LSTM variable perdiction performance

I’m running an LSTM model on a AWS t2.medium instance (2,4GHZ 2 cores).
I use sequence length of 120 and have 16 features.

The time it takes to predict and cpu utilization seems very variable. prediction takes around 50 ms most of the time but all of a sudden it can take 5 seconds for one predictions while cpu usage goes above 100%
See the model below, any ideas?

class LSTMmodel(nn.Module):

    def __init__(self, output_size, hidden_dim, n_layers, features, drop_prob=0.3):
        """
        Initialize the model by setting up the layers.
        """
        super().__init__()

        self.output_size = output_size
        self.n_layers = n_layers
        self.hidden_dim = hidden_dim
        self.features = features

     
        self.lstm = nn.LSTM(self.features, hidden_dim, n_layers,
                            dropout=drop_prob)

        # dropout layer
        self.dropout = nn.Dropout(0.3)

        self.fc = nn.Linear(hidden_dim, output_size)

    def forward(self, x, hidden):

        batch_size = x.size(1)
        lstm_out, hidden = self.lstm(x, hidden)

        # stack up lstm outputs
        lstm_out = lstm_out.contiguous().view(-1, self.hidden_dim)

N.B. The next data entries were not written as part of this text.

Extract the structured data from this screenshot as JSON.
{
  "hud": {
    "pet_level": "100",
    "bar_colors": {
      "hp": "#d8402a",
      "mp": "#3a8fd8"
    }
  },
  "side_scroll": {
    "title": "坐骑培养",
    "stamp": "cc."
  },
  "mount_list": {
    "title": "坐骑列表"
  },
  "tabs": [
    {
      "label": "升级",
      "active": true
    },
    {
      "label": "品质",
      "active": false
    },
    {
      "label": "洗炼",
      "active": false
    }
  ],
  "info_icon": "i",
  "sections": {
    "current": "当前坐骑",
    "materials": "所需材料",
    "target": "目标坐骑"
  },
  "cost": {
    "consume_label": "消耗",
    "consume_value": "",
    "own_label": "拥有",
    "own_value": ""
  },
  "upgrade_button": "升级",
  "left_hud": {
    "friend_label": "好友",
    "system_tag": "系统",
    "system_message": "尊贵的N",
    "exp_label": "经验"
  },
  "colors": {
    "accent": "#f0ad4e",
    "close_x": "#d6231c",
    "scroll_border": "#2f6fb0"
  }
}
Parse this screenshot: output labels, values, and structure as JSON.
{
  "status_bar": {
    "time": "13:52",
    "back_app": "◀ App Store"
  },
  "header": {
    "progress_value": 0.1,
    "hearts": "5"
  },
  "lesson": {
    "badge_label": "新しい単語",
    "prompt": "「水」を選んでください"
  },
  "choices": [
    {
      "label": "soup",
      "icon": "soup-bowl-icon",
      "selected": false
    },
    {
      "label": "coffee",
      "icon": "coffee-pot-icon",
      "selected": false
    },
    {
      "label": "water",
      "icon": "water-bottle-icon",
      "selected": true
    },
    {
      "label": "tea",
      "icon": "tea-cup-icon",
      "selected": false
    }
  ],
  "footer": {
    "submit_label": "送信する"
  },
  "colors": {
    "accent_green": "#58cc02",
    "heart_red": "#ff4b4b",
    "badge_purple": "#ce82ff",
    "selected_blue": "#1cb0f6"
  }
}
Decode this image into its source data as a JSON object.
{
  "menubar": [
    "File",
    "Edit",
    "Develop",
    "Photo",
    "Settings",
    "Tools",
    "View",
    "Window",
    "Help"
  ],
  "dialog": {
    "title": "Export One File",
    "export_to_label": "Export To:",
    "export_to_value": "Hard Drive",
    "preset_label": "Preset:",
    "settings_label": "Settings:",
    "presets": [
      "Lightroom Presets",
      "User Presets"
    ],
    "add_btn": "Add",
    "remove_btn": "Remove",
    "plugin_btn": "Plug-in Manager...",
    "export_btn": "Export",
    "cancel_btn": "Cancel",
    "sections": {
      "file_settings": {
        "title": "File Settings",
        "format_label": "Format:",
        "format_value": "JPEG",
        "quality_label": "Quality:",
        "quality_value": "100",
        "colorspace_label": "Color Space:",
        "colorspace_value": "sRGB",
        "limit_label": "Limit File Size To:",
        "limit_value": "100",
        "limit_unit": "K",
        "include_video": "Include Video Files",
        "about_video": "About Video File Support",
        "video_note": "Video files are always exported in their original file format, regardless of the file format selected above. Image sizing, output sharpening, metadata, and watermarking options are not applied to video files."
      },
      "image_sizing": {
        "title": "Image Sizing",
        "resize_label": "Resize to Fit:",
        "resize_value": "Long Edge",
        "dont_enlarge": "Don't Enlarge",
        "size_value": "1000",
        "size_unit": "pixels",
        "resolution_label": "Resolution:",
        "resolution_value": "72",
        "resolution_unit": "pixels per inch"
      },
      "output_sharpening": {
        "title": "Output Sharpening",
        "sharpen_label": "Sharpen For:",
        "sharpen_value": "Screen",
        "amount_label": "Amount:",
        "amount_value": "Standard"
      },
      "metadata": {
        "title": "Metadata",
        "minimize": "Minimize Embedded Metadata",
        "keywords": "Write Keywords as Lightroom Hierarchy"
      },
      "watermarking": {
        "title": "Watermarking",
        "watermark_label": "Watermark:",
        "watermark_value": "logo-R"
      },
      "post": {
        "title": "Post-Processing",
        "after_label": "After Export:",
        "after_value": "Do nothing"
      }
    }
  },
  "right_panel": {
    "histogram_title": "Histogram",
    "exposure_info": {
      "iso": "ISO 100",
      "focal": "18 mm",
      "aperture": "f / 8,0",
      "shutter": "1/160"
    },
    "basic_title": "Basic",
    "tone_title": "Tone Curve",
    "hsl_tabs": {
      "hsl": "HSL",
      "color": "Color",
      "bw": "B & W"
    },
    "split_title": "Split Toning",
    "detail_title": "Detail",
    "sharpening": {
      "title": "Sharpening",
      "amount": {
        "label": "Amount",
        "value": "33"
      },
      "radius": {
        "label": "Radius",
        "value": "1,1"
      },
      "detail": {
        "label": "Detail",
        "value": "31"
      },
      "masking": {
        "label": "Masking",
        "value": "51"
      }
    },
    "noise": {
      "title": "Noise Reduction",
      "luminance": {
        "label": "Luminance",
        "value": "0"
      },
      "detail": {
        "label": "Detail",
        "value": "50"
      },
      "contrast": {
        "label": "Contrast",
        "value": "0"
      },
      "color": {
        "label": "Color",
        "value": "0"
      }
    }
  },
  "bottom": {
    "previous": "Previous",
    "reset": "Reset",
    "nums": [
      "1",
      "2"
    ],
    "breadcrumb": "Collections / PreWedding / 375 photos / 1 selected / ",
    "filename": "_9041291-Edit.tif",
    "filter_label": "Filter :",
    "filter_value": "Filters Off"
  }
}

        # dropout and fully-connected layer
        out = self.dropout(lstm_out)
        out = self.fc(out)

        # reshape to be batch_size first
        out = out.view(batch_size, -1, self.output_size)
        out = out[:, -1] # get last batch of labels

        return out, hidden



    def init_hidden(self, batch_size, train_on_gpu=False):
        ''' Initializes hidden state '''

        weight = next(self.parameters()).data

        if (train_on_gpu):
            hidden = (weight.new(self.n_layers, batch_size, self.hidden_dim).zero_().cuda(),
                  weight.new(self.n_layers, batch_size,  self.hidden_dim).zero_().cuda())
        else:
            hidden = (weight.new(self.n_layers, batch_size, self.hidden_dim).zero_(),
                      weight.new(self.n_layers, batch_size, self.hidden_dim).zero_())

        return hidden


    def predict(self, inp):

        self.eval()
        h = self.init_hidden(1)
        inp = torch.FloatTensor(inp)
        with torch.no_grad():
                outputs, h = self(inp, h)
                _, prediction = torch.max(outputs, 1)
        return F.softmax(outputs, dim=1).numpy()[0], prediction.numpy()[0]